Una
mañana más, el despertador suena a las seis y media. Estás a oscuras porque
amanece más tarde. Remoloneas unos minutos entre las sábanas y acaricias con
las manos el otro lado de la cama. Sientes que allí el tejido es más suave,
está menos raído que en tu propio extremo, porque tú siempre duermes a la
derecha. Al cabo, compraste la cama para dos, de uno cincuenta, pensando que
era para siempre. Hay que ser bobo para pensar que algo es para siempre, más
aún que tú podías no aburrirla. Pero, bueno, aquello ya pasó. El tiempo todo lo
cura, hace que todo se olvide. Ya no echas de menos mover tu pierna hacia el
otro lado para sentir la tibia piel de la suya; ni añoras girarte y poder
abrazar su cintura desnuda; tampoco te da miedo ya el no escuchar su
respiración durante la noche ni añoras hacerle el amor. Ahora ya te has
acostumbrado a que el otro lado de la cama esté vacío y, más aún, has aceptado que
así va a estar siempre, que ella no va a encontrar el momento de estar a tu
lado ni sentir la necesidad de un beso tuyo. Te ha costado entenderlo, ha sido
duro, has pasado muchas noches dando vueltas sobre ti mismo en tu esquina, como
uno de esos patinadores que gira sobre su eje, sin atreverte a invadir lo que
era de ella. Ya pasó. Al final, todo se consigue. Fue hermoso mientras duró. La
tristeza de amor sólo existe en los libros medievales. El muerto al hoyo y el
vivo al bollo. Ojos que no ven- y no la ves desde hace mucho tiempo-, corazón
que no llora. El despertador vuelve a sonar. Te deshaces de esos recuerdos que
ya no son nada y te incorporas. Vas al baño y enciendes la luz. Buscas casi a
tientas, mientras tus pupilas se acomodan a la claridad, la maquinilla. Pulsas
el interruptor y escuchas el zumbido de las cuchillas.
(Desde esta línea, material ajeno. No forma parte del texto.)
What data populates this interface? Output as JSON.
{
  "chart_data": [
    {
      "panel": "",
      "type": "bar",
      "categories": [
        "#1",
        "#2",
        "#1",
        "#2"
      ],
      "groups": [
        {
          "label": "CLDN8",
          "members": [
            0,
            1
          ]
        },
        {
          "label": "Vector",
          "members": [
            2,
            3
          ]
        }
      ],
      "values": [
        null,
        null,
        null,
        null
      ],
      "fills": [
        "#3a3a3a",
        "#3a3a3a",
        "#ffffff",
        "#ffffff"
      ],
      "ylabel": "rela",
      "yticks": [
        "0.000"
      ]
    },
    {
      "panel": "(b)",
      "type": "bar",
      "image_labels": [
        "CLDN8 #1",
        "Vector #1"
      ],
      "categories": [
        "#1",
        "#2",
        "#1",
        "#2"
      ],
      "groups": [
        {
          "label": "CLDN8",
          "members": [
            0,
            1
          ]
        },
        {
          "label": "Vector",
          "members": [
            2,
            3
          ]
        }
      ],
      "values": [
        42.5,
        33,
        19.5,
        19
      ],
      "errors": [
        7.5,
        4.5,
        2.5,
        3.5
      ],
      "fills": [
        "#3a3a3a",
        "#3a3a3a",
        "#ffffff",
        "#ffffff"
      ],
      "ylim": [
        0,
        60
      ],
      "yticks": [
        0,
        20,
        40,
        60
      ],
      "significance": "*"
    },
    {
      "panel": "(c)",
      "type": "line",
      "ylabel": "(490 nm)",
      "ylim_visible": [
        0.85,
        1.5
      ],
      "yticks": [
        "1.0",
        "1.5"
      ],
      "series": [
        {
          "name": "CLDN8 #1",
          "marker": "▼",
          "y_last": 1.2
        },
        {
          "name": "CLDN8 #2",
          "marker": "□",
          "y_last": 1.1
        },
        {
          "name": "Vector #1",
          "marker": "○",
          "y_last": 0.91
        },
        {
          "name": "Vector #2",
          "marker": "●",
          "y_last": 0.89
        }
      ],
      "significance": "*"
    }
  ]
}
Estás desnudo frente al
espejo y comienzas mecánicamente a afeitarte mientras tu cabeza sigue jugando
con recuerdos que ya son sólo pasado. Sí, por unos segundos te acuerdas de
cuando ella se levantaba desnuda y caminaba por el pasillo que parecía que la
gloria hubiera madrugado con ella. O de cuando desayunabais juntos. El baño
está ahora despejado y agradeces que ya no haya aquel batiburrillo de cremas y
cepillos, pinzas térmicas y lazos de colores con los que invadía la tarima. Te
sientes bien, al fin asumiendo tu vida, sin depender de nadie con toda tu alma.
Notas
un tirón, un pellizco de las cuchillas en un pelo rebelde, y te miras en el
espejo. Entonces, al verte reflejado, te percatas. Estás sonriendo con cara de
tontaina mientras recuerdas cada milímetro de la piel de ella, cada segundo de sus
acciones en aquella casa ahora tan solitaria. Tu expresión feliz de pardillo te delata. Te ves reflejado, sonriendo como
un gilipollas, mintiéndote a ti mismo, y piensas “mierda, sigo enamorado”.